Tata Motors up 3.84%, Sterlite up 3.60%, Bharti Airtel up 2.92%, RIL up 2.78% and GAIL India up 2.38% were the major gainers on the Sensex, while Bajaj Auto down 3.52%, BHEL down 3.07%, DLF down 2.62%, Hero Moto down 2.31% and SBI down 1.25% were the major losers in the index.
Meanwhile, India's weekly food inflation, measured by the Wholesale Price Index (WPI), continued to remain in the negative terrain for the fourth consecutive week in the week ended January 14, 2012 as it moderated to -1.03 from its previous levels of -0.42% for the week ended January 7. The decline in inflation can largely be attributed to drop in the price of vegetables, especially onions and potatoes and wheat.
Owing to the sharp slump in the rate of price rise in the recent times, the Reserve Bank of India in a surprising move cut the cash reserve ratio for the first time since 2009 and hinted at future interest-rate cuts in its policy review meet earlier in the week. The RBI, even while maintaining its anti-inflationary stance attempted to ease the tight liquidity pressure on the economy by cutting the CRR and infusing Rs 32,000 crore into the Indian banking system. The central bank lowered its economic growth forecast for the current fiscal to 7% from 7.6% earlier, in addition credit growth estimates too were lowered to 16% from 18% while the central bank kept inflation forecast unchanged.

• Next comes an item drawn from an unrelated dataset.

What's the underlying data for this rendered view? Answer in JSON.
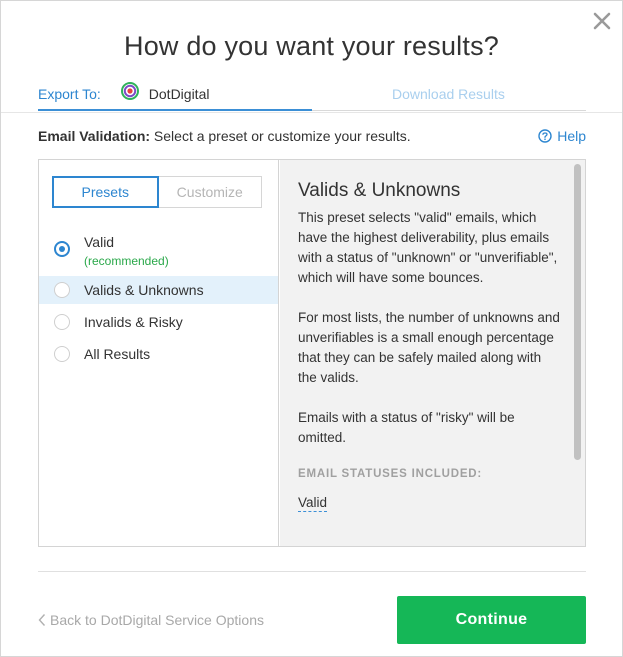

According to the data released by the Ministry of Commerce and Industry, the index for 'Food Articles' group rose by 0.3% to 191.4 from 190.9 for the previous week due to higher prices of bajra (4%), fish-marine and jowar (3% each), ragi and barley (2% each) and wheat, maize and milk (1% each).  However, the prices of fruits & vegetables, egg, gram, moong and condiments & spices (1% each) declined.
The index for 'Non-Food Articles' group declined by 1.5 percent to 179.9 from 182.6 for the previous week due to lower prices of flowers (18%), raw cotton (7%), sunflower (3%) and raw rubber, castor seed and copra (1% each). However, the prices of gaur seed (17 %), groundnut seed (3%) and raw jute, coir fibre, linseed, soyabean, rape & mustard seed and mesta (1 % each) moved up.
As a result, the index for 'Primary Articles', which accounts for 20.12% of the WPI, remained unchanged at its previous week's level of 199.1 for the week ended January 14. The annual rate of inflation, calculated on point to point basis, stood at 1.89% for the period under consideration as compared to 2.47% for the previous week.
Meanwhile, the index for Fuel & Power group which carries a weightage of 14.91% in WPI remained unchanged at its previous closing levels of 172.7 in the week while annual rate of inflation calculated on point to point basis too stood unchanged at 14.45% in the first week of the year 2012.
The S&P CNX Nifty is currently trading at 5,187.15, higher by 28.85 points or 0.56% after trading as high as 5,217.00 and as low as 5,162.40. There were 28 stocks advancing against 22 declines on the index.
The top gainers on the Nifty were Sesa Goa up 6.13%, Power Grid up 4.07%, Sterlite up 4.04%, SAIL up 3.91% and Tata Motors up 3.90%.
Ranbaxy down 5.81%, BHEL down 3.35%, Bajaj Auto down 3.20%, Hero Moto down 2.09% and DLF down 2.03% were the major losers on the index.
In the Asian space, Hang Seng rose 0.17% and Seoul Composite advanced 0.39%.
On the flipside only Jakarta Composite eased 0.06%, Nikkei 225 slipped 0.09% and Strait Times inched down 0.05%.
Stock markets in China and Taiwan remained closed in observance of Lunar New Year holiday.